El paracetamol (acetaminofén) es el analgésico de venta libre más utilizado en el mundo. El paracetamol se suele tomar en sobredosis, ya sea deliberadamente o sin intención. En los países de altos ingresos, la toxicidad del paracetamol es una causa común de lesiones hepáticas agudas. Existen diversas intervenciones para tratar la intoxicación por paracetamol, según el estado clínico del paciente. Estas intervenciones incluyen la inhibición de la absorción de paracetamol del tracto gastrointestinal (descontaminación), la eliminación del paracetamol del sistema vascular y los antídotos para prevenir la formación de metabolitos o para desintoxicar.

Objetivos: 

Evaluar los beneficios y los daños de las intervenciones para la sobredosis de paracetamol, independientemente de la causa de la sobredosis.

Métodos de búsqueda: 

Se hicieron búsquedas en el registro de ensayos controlados del Grupo Cochrane Hepatobiliar (Cochrane Hepato-Biliary Group Controlled Trials Register) (enero de 2017), CENTRAL (2016, número 11), MEDLINE (1946 hasta enero de 2017), Embase (1974 hasta enero de 2017) y en Science Citation Index Expanded (1900 hasta enero de 2017).

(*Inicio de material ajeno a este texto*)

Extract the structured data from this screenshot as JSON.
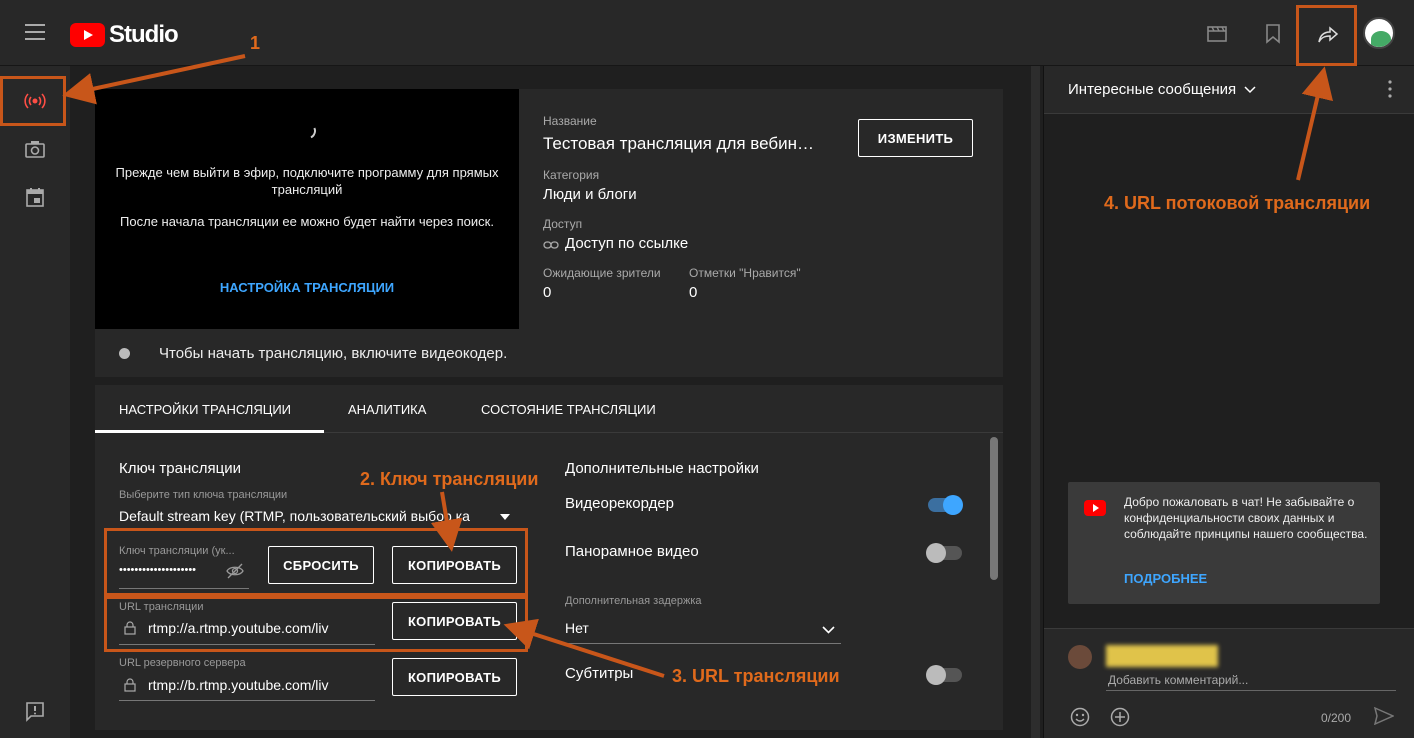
{
  "topbar": {
    "brand": "Studio"
  },
  "preview": {
    "line1": "Прежде чем выйти в эфир, подключите программу для прямых трансляций",
    "line2": "После начала трансляции ее можно будет найти через поиск.",
    "setup_link": "НАСТРОЙКА ТРАНСЛЯЦИИ"
  },
  "meta": {
    "title_label": "Название",
    "title_value": "Тестовая трансляция для вебин…",
    "edit_button": "ИЗМЕНИТЬ",
    "category_label": "Категория",
    "category_value": "Люди и блоги",
    "access_label": "Доступ",
    "access_value": "Доступ по ссылке",
    "waiting_label": "Ожидающие зрители",
    "waiting_value": "0",
    "likes_label": "Отметки \"Нравится\"",
    "likes_value": "0"
  },
  "status": {
    "text": "Чтобы начать трансляцию, включите видеокодер."
  },
  "tabs": [
    "НАСТРОЙКИ ТРАНСЛЯЦИИ",
    "АНАЛИТИКА",
    "СОСТОЯНИЕ ТРАНСЛЯЦИИ"
  ],
  "stream_key": {
    "section_title": "Ключ трансляции",
    "type_label": "Выберите тип ключа трансляции",
    "type_value": "Default stream key (RTMP, пользовательский выбор ка",
    "key_label": "Ключ трансляции (ук...",
    "key_value": "••••••••••••••••••••",
    "reset_button": "СБРОСИТЬ",
    "copy_button": "КОПИРОВАТЬ",
    "url_label": "URL трансляции",
    "url_value": "rtmp://a.rtmp.youtube.com/liv",
    "url_copy_button": "КОПИРОВАТЬ",
    "backup_label": "URL резервного сервера",
    "backup_value": "rtmp://b.rtmp.youtube.com/liv",
    "backup_copy_button": "КОПИРОВАТЬ"
  },
  "extra": {
    "section_title": "Дополнительные настройки",
    "dvr_label": "Видеорекордер",
    "dvr_on": true,
    "panorama_label": "Панорамное видео",
    "panorama_on": false,
    "latency_label": "Дополнительная задержка",
    "latency_value": "Нет",
    "subtitles_label": "Субтитры",
    "subtitles_on": false
  },
  "chat": {
    "title": "Интересные сообщения",
    "welcome_text": "Добро пожаловать в чат! Не забывайте о конфиденциальности своих данных и соблюдайте принципы нашего сообщества.",
    "more_link": "ПОДРОБНЕЕ",
    "comment_placeholder": "Добавить комментарий...",
    "counter": "0/200"
  },
  "annotations": {
    "a1": "1",
    "a2": "2. Ключ трансляции",
    "a3": "3. URL трансляции",
    "a4": "4. URL потоковой трансляции"
  },
  "colors": {
    "accent": "#3ea6ff",
    "annotation": "#c8561a",
    "brand_red": "#ff0000"
  }
}
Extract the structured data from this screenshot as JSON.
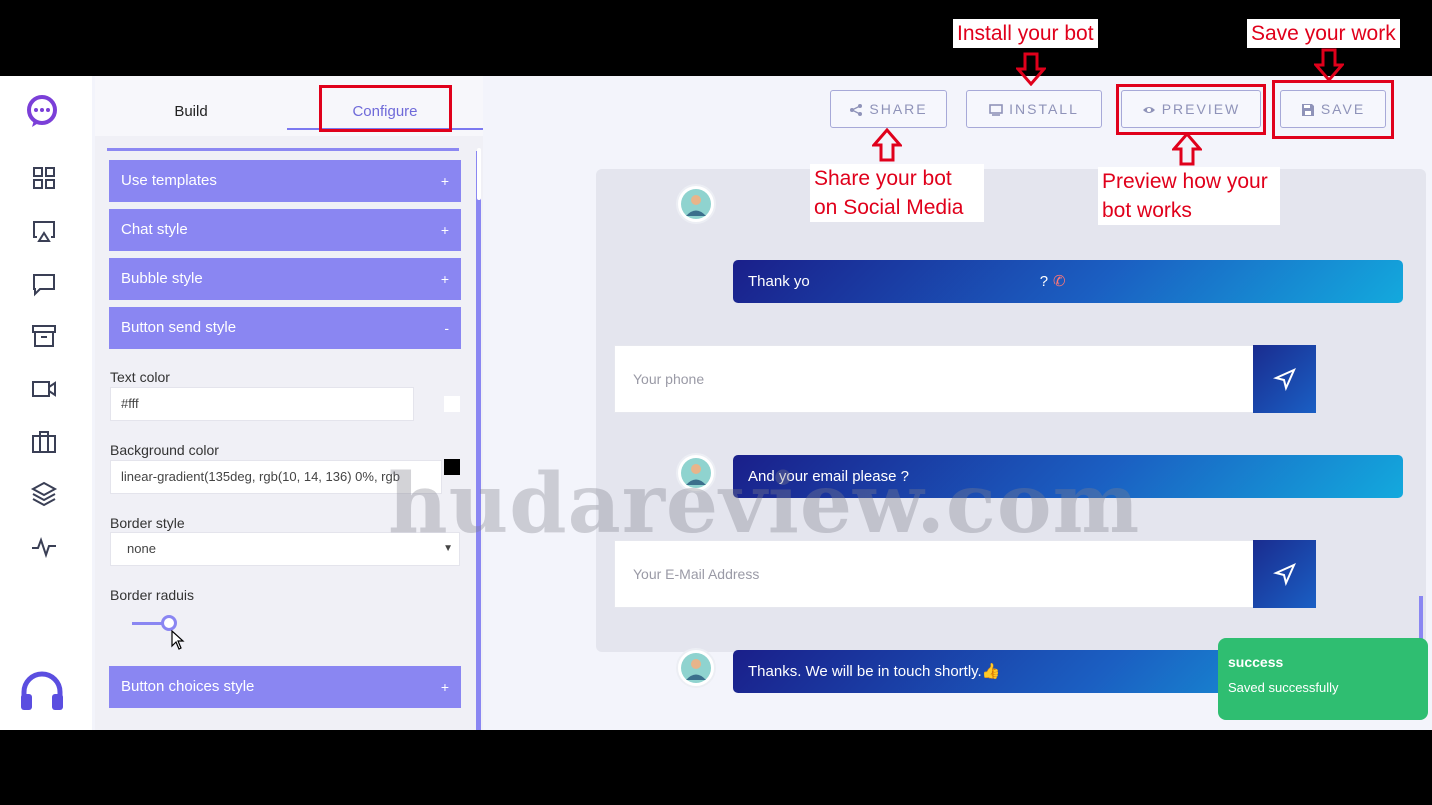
{
  "panel": {
    "tabs": {
      "build": "Build",
      "configure": "Configure"
    },
    "sections": {
      "use_templates": "Use templates",
      "chat_style": "Chat style",
      "bubble_style": "Bubble style",
      "button_send_style": "Button send style",
      "button_choices_style": "Button choices style",
      "expand": "+",
      "collapse": "-"
    },
    "fields": {
      "text_color_label": "Text color",
      "text_color_value": "#fff",
      "background_color_label": "Background color",
      "background_color_value": "linear-gradient(135deg, rgb(10, 14, 136) 0%, rgb",
      "border_style_label": "Border style",
      "border_style_value": "none",
      "border_radius_label": "Border raduis"
    }
  },
  "toolbar": {
    "share": "SHARE",
    "install": "INSTALL",
    "preview": "PREVIEW",
    "save": "SAVE"
  },
  "chat": {
    "bubble1": "Thank yo",
    "bubble1_tail": "?",
    "phone_placeholder": "Your phone",
    "bubble2": "And your email please ?",
    "email_placeholder": "Your E-Mail Address",
    "bubble3": "Thanks. We will be in touch shortly.👍"
  },
  "toast": {
    "title": "success",
    "message": "Saved successfully"
  },
  "watermark": "hudareview.com",
  "annotations": {
    "install": "Install your bot",
    "save": "Save your work",
    "share_line1": "Share your bot",
    "share_line2": "on Social Media",
    "preview_line1": "Preview how your",
    "preview_line2": "bot works"
  },
  "colors": {
    "accent": "#8a86f2",
    "annotation": "#e0001b",
    "toast": "#2fbe71",
    "swatch_text": "#ffffff",
    "swatch_bg": "#000000"
  }
}
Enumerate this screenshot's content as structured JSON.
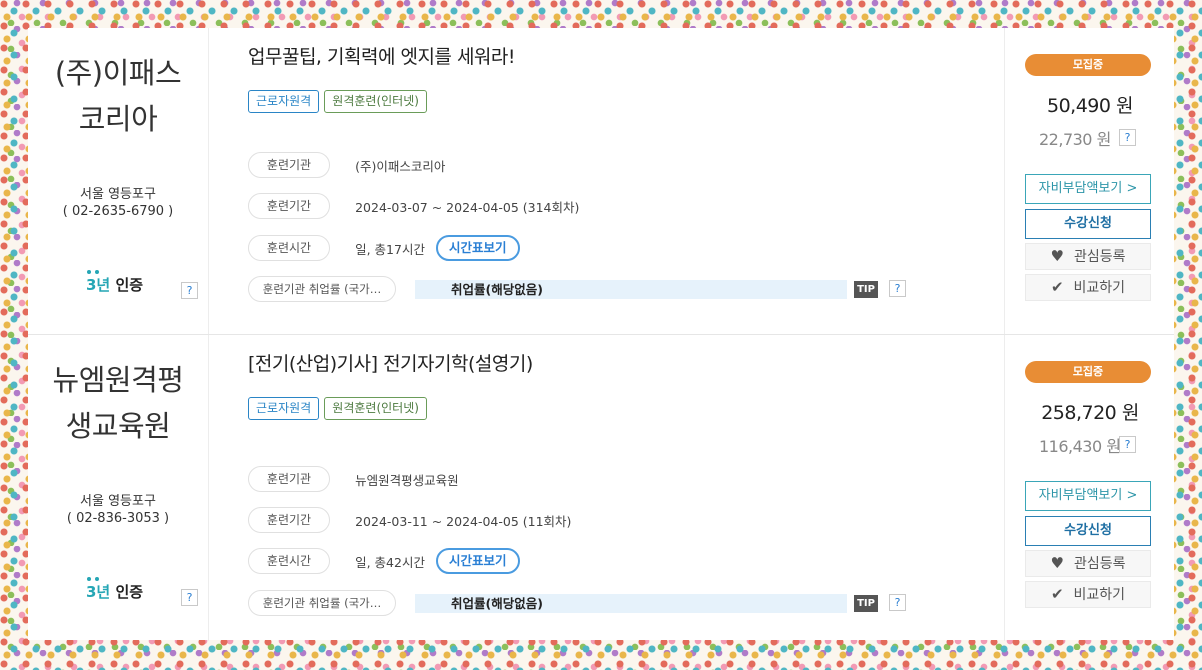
{
  "courses": [
    {
      "org_name": "(주)이패스 코리아",
      "org_location": "서울 영등포구",
      "org_phone": "( 02-2635-6790 )",
      "cert_num": "3년",
      "cert_label": "인증",
      "title": "업무꿀팁, 기획력에 엣지를 세워라!",
      "tag_worker": "근로자원격",
      "tag_type": "원격훈련(인터넷)",
      "label_institution": "훈련기관",
      "institution": "(주)이패스코리아",
      "label_period": "훈련기간",
      "period": "2024-03-07 ~ 2024-04-05 (314회차)",
      "label_time": "훈련시간",
      "time": "일, 총17시간",
      "timetable_label": "시간표보기",
      "label_rate": "훈련기관 취업률 (국가…",
      "rate": "취업률(해당없음)",
      "tip": "TIP",
      "status": "모집중",
      "price": "50,490 원",
      "self_price": "22,730 원",
      "fee_button": "자비부담액보기 >",
      "apply_button": "수강신청",
      "wish_button": "관심등록",
      "compare_button": "비교하기"
    },
    {
      "org_name": "뉴엠원격평 생교육원",
      "org_location": "서울 영등포구",
      "org_phone": "( 02-836-3053 )",
      "cert_num": "3년",
      "cert_label": "인증",
      "title": "[전기(산업)기사] 전기자기학(설영기)",
      "tag_worker": "근로자원격",
      "tag_type": "원격훈련(인터넷)",
      "label_institution": "훈련기관",
      "institution": "뉴엠원격평생교육원",
      "label_period": "훈련기간",
      "period": "2024-03-11 ~ 2024-04-05 (11회차)",
      "label_time": "훈련시간",
      "time": "일, 총42시간",
      "timetable_label": "시간표보기",
      "label_rate": "훈련기관 취업률 (국가…",
      "rate": "취업률(해당없음)",
      "tip": "TIP",
      "status": "모집중",
      "price": "258,720 원",
      "self_price": "116,430 원",
      "fee_button": "자비부담액보기 >",
      "apply_button": "수강신청",
      "wish_button": "관심등록",
      "compare_button": "비교하기"
    }
  ],
  "icons": {
    "help": "?",
    "wish": "heart-icon",
    "compare": "check-icon"
  },
  "colors": {
    "accent_orange": "#e88d35",
    "accent_teal": "#25a6b5",
    "accent_blue": "#2a85c6"
  }
}
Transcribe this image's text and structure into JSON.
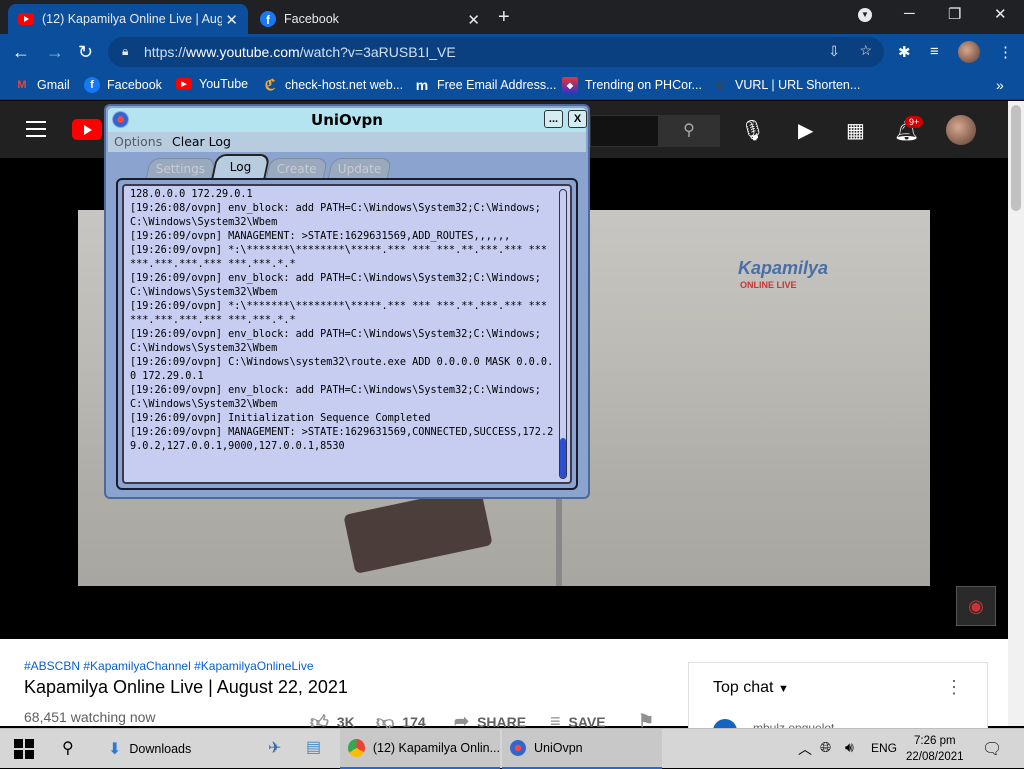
{
  "browser": {
    "tabs": [
      {
        "title": "(12) Kapamilya Online Live | Augu",
        "favicon": "youtube-icon",
        "active": true
      },
      {
        "title": "Facebook",
        "favicon": "facebook-icon",
        "active": false
      }
    ],
    "url_scheme": "https://",
    "url_host": "www.youtube.com",
    "url_path": "/watch?v=3aRUSB1I_VE",
    "bookmarks": [
      {
        "label": "Gmail",
        "icon": "gmail-icon"
      },
      {
        "label": "Facebook",
        "icon": "facebook-icon"
      },
      {
        "label": "YouTube",
        "icon": "youtube-icon"
      },
      {
        "label": "check-host.net web...",
        "icon": "check-host-icon"
      },
      {
        "label": "Free Email Address...",
        "icon": "mail-icon"
      },
      {
        "label": "Trending on PHCor...",
        "icon": "phcorner-icon"
      },
      {
        "label": "VURL | URL Shorten...",
        "icon": "vurl-icon"
      }
    ],
    "bookmarks_more": "»"
  },
  "youtube": {
    "notification_count": "9+",
    "hashtags": "#ABSCBN #KapamilyaChannel #KapamilyaOnlineLive",
    "title": "Kapamilya Online Live | August 22, 2021",
    "watching": "68,451 watching now",
    "likes": "3K",
    "dislikes": "174",
    "share_label": "SHARE",
    "save_label": "SAVE",
    "chat": {
      "label": "Top chat",
      "first_user": "mbulz enquelot"
    },
    "video_watermark": "Kapamilya",
    "video_watermark_sub": "ONLINE LIVE"
  },
  "ovpn": {
    "title": "UniOvpn",
    "minimize": "...",
    "close": "X",
    "menu": [
      "Options",
      "Clear Log"
    ],
    "tabs": [
      {
        "label": "Settings",
        "active": false
      },
      {
        "label": "Log",
        "active": true
      },
      {
        "label": "Create",
        "active": false
      },
      {
        "label": "Update",
        "active": false
      }
    ],
    "log": "128.0.0.0 172.29.0.1\n[19:26:08/ovpn] env_block: add PATH=C:\\Windows\\System32;C:\\Windows;C:\\Windows\\System32\\Wbem\n[19:26:09/ovpn] MANAGEMENT: >STATE:1629631569,ADD_ROUTES,,,,,,\n[19:26:09/ovpn] *:\\*******\\********\\*****.*** *** ***.**.***.*** *** ***.***.***.*** ***.***.*.*\n[19:26:09/ovpn] env_block: add PATH=C:\\Windows\\System32;C:\\Windows;C:\\Windows\\System32\\Wbem\n[19:26:09/ovpn] *:\\*******\\********\\*****.*** *** ***.**.***.*** *** ***.***.***.*** ***.***.*.*\n[19:26:09/ovpn] env_block: add PATH=C:\\Windows\\System32;C:\\Windows;C:\\Windows\\System32\\Wbem\n[19:26:09/ovpn] C:\\Windows\\system32\\route.exe ADD 0.0.0.0 MASK 0.0.0.0 172.29.0.1\n[19:26:09/ovpn] env_block: add PATH=C:\\Windows\\System32;C:\\Windows;C:\\Windows\\System32\\Wbem\n[19:26:09/ovpn] Initialization Sequence Completed\n[19:26:09/ovpn] MANAGEMENT: >STATE:1629631569,CONNECTED,SUCCESS,172.29.0.2,127.0.0.1,9000,127.0.0.1,8530"
  },
  "taskbar": {
    "apps": [
      {
        "label": "Downloads",
        "icon": "folder-download-icon"
      },
      {
        "label": "(12) Kapamilya Onlin...",
        "icon": "chrome-icon"
      },
      {
        "label": "UniOvpn",
        "icon": "uniovpn-icon"
      }
    ],
    "language": "ENG",
    "time": "7:26 pm",
    "date": "22/08/2021"
  },
  "colors": {
    "chrome_accent": "#0b4f9c",
    "youtube_red": "#ff0000",
    "ovpn_title_bar": "#b4e4f0",
    "ovpn_log_bg": "#c6cdf0"
  }
}
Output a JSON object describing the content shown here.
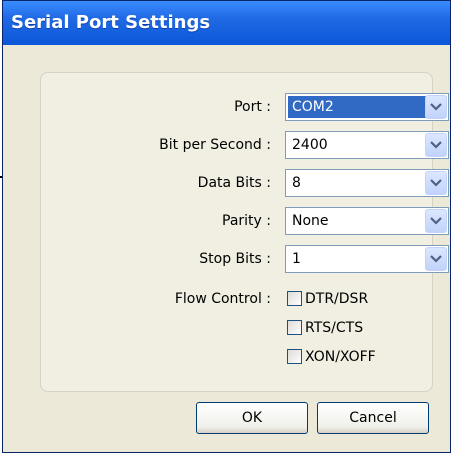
{
  "window": {
    "title": "Serial Port Settings"
  },
  "fields": [
    {
      "label": "Port :",
      "value": "COM2",
      "selected": true
    },
    {
      "label": "Bit per Second :",
      "value": "2400",
      "selected": false
    },
    {
      "label": "Data Bits :",
      "value": "8",
      "selected": false
    },
    {
      "label": "Parity :",
      "value": "None",
      "selected": false
    },
    {
      "label": "Stop Bits :",
      "value": "1",
      "selected": false
    }
  ],
  "flow_control": {
    "label": "Flow Control :",
    "options": [
      {
        "label": "DTR/DSR",
        "checked": false
      },
      {
        "label": "RTS/CTS",
        "checked": false
      },
      {
        "label": "XON/XOFF",
        "checked": false
      }
    ]
  },
  "buttons": {
    "ok": "OK",
    "cancel": "Cancel"
  },
  "colors": {
    "title_bar": "#0b57d8",
    "selection": "#316ac5",
    "dialog_bg": "#ece9d8"
  }
}
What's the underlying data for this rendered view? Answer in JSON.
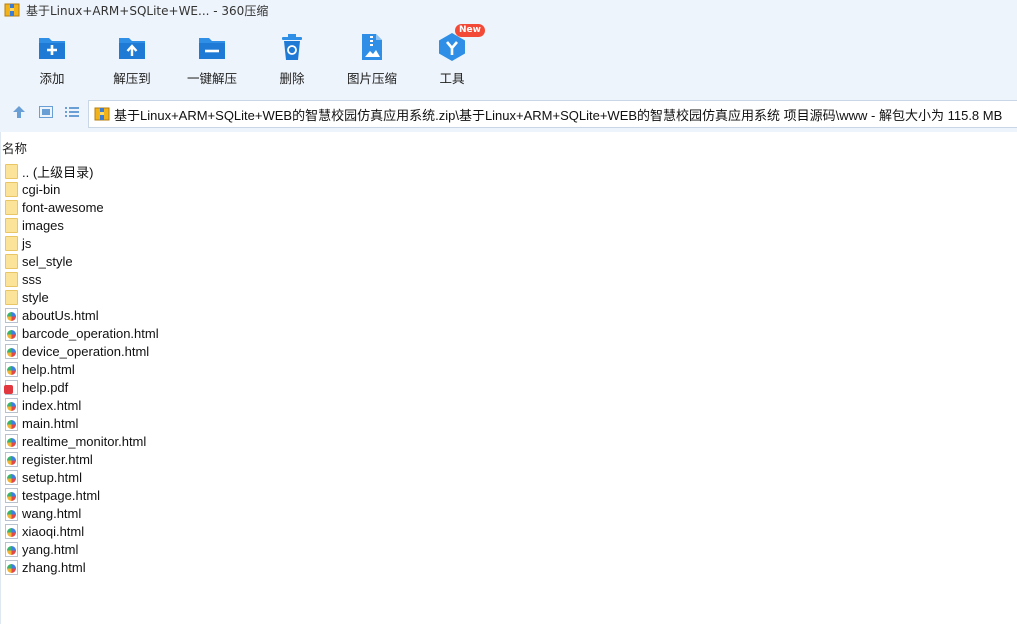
{
  "window": {
    "title": "基于Linux+ARM+SQLite+WE... - 360压缩"
  },
  "toolbar": {
    "items": [
      {
        "label": "添加",
        "icon": "add-icon"
      },
      {
        "label": "解压到",
        "icon": "extract-to-icon"
      },
      {
        "label": "一键解压",
        "icon": "one-click-extract-icon"
      },
      {
        "label": "删除",
        "icon": "delete-icon"
      },
      {
        "label": "图片压缩",
        "icon": "image-compress-icon"
      },
      {
        "label": "工具",
        "icon": "tools-icon",
        "badge": "New"
      }
    ]
  },
  "nav": {
    "path": "基于Linux+ARM+SQLite+WEB的智慧校园仿真应用系统.zip\\基于Linux+ARM+SQLite+WEB的智慧校园仿真应用系统  项目源码\\www - 解包大小为 115.8 MB"
  },
  "filelist": {
    "column_name": "名称",
    "rows": [
      {
        "name": ".. (上级目录)",
        "type": "folder"
      },
      {
        "name": "cgi-bin",
        "type": "folder"
      },
      {
        "name": "font-awesome",
        "type": "folder"
      },
      {
        "name": "images",
        "type": "folder"
      },
      {
        "name": "js",
        "type": "folder"
      },
      {
        "name": "sel_style",
        "type": "folder"
      },
      {
        "name": "sss",
        "type": "folder"
      },
      {
        "name": "style",
        "type": "folder"
      },
      {
        "name": "aboutUs.html",
        "type": "html"
      },
      {
        "name": "barcode_operation.html",
        "type": "html"
      },
      {
        "name": "device_operation.html",
        "type": "html"
      },
      {
        "name": "help.html",
        "type": "html"
      },
      {
        "name": "help.pdf",
        "type": "pdf"
      },
      {
        "name": "index.html",
        "type": "html"
      },
      {
        "name": "main.html",
        "type": "html"
      },
      {
        "name": "realtime_monitor.html",
        "type": "html"
      },
      {
        "name": "register.html",
        "type": "html"
      },
      {
        "name": "setup.html",
        "type": "html"
      },
      {
        "name": "testpage.html",
        "type": "html"
      },
      {
        "name": "wang.html",
        "type": "html"
      },
      {
        "name": "xiaoqi.html",
        "type": "html"
      },
      {
        "name": "yang.html",
        "type": "html"
      },
      {
        "name": "zhang.html",
        "type": "html"
      }
    ]
  },
  "colors": {
    "accent": "#2f8ee6",
    "toolbar_bg": "#eef4fb",
    "folder": "#fbe49a",
    "badge": "#f24a37"
  }
}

También se realizaron búsquedas en la World Health Organization International Clinical Trials Registry Platform y en la base de datos ClinicalTrials.gov (US National Institute of Health) para encontrar cualquier ensayo en curso o finalizado (enero de 2017). Se examinaron las listas de referencia de los documentos pertinentes identificados por la búsqueda y otras revisiones publicadas.

Criterios de selección: 

Ensayos clínicos aleatorizados que evalúan los beneficios y los daños de las intervenciones en pacientes que han ingerido una sobredosis de paracetamol. Las intervenciones pudieron ser un lavado gástrico, ipecacuana o carbón activado, o varios tratamientos extracorpóreos o antídotos. Las intervenciones podrían haberse comparado con un placebo, con ninguna intervención, o entre sí en regímenes diferentes.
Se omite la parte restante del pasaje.